Il 63% dei giovani italiani è consapevole del rischio di attacchi terroristici da parte dell’ISIS. Inoltre, guerra e Isis sono al centro delle paure dei ragazzi, prima ancora di criminalità organizzata (12,5%) e calamità naturali (11,3%). E la soluzione dell’azione militare contro l’Isis (44,4%) vince rispetto a chi si dichiara indeciso (25,8%) o contrario (22,8%). Lo rende noto l’Osservatorio Generazione Proteo’ della Link Campus University con un’anticipazione dei nuovi dati raccolti nell’ultimo mese su un campione rappresentativo di circa 7.000 ragazzi iscritti agli ultimi 3 anni delle scuole superiori, distribuito sull’intero territorio nazionale.
Per Nicola Ferrigni, sociologo e direttore dell’Osservatorio Generazione Proteo dell’Università: “I giovani sono più impauriti da una minaccia “esterna” che “interna” al nostro Paese.
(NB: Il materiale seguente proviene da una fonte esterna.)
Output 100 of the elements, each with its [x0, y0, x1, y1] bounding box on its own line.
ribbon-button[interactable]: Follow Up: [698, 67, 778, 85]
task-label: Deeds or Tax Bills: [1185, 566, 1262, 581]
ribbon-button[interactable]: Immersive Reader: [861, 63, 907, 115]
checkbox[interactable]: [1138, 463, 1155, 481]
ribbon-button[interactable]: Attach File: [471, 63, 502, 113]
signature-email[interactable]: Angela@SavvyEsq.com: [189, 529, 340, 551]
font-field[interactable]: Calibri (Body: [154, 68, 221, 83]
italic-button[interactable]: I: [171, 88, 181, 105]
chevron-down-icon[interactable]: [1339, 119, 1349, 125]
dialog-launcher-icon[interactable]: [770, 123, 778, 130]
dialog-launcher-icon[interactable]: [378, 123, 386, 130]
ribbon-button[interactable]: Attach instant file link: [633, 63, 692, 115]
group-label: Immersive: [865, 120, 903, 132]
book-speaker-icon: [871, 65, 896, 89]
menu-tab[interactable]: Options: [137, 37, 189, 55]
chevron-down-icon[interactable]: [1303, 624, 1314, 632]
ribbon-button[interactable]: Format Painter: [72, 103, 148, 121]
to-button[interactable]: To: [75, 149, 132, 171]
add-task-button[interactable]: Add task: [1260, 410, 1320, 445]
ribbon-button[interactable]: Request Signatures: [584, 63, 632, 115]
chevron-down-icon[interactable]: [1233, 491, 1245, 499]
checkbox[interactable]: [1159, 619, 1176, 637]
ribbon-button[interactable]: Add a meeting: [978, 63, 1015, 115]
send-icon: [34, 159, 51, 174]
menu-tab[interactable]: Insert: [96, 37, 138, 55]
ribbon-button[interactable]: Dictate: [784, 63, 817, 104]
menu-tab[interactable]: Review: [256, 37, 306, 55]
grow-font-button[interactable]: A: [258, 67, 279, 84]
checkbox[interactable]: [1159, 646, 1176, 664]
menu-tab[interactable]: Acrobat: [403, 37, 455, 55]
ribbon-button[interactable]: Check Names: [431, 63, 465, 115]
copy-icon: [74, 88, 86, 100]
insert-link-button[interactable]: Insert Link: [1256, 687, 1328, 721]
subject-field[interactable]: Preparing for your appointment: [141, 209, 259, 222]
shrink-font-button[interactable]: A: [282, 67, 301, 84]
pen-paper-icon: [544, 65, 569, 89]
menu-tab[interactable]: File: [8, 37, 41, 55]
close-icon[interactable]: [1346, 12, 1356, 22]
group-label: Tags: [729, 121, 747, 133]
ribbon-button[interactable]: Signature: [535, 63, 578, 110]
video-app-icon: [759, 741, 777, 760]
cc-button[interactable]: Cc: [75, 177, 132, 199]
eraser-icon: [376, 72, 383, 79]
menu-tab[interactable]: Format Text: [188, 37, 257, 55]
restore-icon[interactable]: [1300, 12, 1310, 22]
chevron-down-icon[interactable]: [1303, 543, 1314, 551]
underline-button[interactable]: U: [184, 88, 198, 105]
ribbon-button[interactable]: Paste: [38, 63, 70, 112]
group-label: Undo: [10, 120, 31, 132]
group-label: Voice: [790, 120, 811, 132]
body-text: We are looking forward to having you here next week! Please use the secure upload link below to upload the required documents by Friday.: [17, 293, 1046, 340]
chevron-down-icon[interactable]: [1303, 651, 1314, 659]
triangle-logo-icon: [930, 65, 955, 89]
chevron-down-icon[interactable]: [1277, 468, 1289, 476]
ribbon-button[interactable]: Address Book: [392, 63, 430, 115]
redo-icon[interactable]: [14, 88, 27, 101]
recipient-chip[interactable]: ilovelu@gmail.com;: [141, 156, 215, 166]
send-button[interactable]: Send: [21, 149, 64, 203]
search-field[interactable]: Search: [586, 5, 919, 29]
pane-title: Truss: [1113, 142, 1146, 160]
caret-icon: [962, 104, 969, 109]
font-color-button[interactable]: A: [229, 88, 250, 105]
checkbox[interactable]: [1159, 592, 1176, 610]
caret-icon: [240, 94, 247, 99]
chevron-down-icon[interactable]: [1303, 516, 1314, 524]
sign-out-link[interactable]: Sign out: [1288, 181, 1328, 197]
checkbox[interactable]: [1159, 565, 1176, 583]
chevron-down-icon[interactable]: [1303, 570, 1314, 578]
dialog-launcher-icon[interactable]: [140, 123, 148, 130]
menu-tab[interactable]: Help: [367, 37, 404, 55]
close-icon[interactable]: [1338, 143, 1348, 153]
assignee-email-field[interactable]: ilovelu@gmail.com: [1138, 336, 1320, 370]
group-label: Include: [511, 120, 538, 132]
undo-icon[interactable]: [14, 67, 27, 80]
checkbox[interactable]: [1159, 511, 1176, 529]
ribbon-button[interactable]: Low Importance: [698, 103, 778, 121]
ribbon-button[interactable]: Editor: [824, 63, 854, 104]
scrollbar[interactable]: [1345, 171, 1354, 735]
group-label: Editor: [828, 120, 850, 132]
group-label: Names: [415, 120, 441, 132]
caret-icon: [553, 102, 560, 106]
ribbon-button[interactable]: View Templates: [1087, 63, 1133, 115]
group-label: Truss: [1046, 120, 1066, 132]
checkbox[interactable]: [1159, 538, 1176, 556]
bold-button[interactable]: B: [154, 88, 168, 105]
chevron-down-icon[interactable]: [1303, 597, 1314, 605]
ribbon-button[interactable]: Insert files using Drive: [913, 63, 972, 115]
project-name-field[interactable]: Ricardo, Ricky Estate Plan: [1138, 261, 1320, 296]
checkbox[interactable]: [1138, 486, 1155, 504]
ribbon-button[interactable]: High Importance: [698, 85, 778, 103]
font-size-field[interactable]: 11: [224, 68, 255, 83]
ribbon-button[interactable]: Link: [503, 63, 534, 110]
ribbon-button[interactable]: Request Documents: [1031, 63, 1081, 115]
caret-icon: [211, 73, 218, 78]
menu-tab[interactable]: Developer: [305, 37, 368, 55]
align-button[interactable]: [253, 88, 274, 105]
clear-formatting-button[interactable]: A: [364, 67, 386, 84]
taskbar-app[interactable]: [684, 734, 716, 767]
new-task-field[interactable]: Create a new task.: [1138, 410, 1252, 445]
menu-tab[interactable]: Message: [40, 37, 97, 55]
Molto indicativa è inoltre – secondo Ferrigni – quell’ampia fascia di ragazzi che manifesta un sentimento di totale rassegnazione e che non intravede alcun tipo di soluzione alle minacce terroristiche dell’Isis”. Di fronte alla scelta più opportuna da adottare per scongiurare la minaccia terroristica, infatti, rimane alta la quota di chi pensa che non si possa ‘fare nulla’ (18,1% complessivo) mentre le risposte del campione contrastano tra maschi e femmine: i primi in favore di un’‘invasione’ (51,5%), le seconde verso una soluzione diplomatica (48,2%). ‘Identificazione estrema nella religione islamica’ (25,4%); ‘ribellione alla cultura occidentale’ (22,8%); ‘ricerca di un senso alla propria esistenza’ (14,5%); e ‘ingaggio economico’ (9,8%) sono invece – secondo i giovani intervistati – le motivazioni principali che spingono i ragazzi occidentali, i foreign fighters, ad arruolarsi nell’Isis.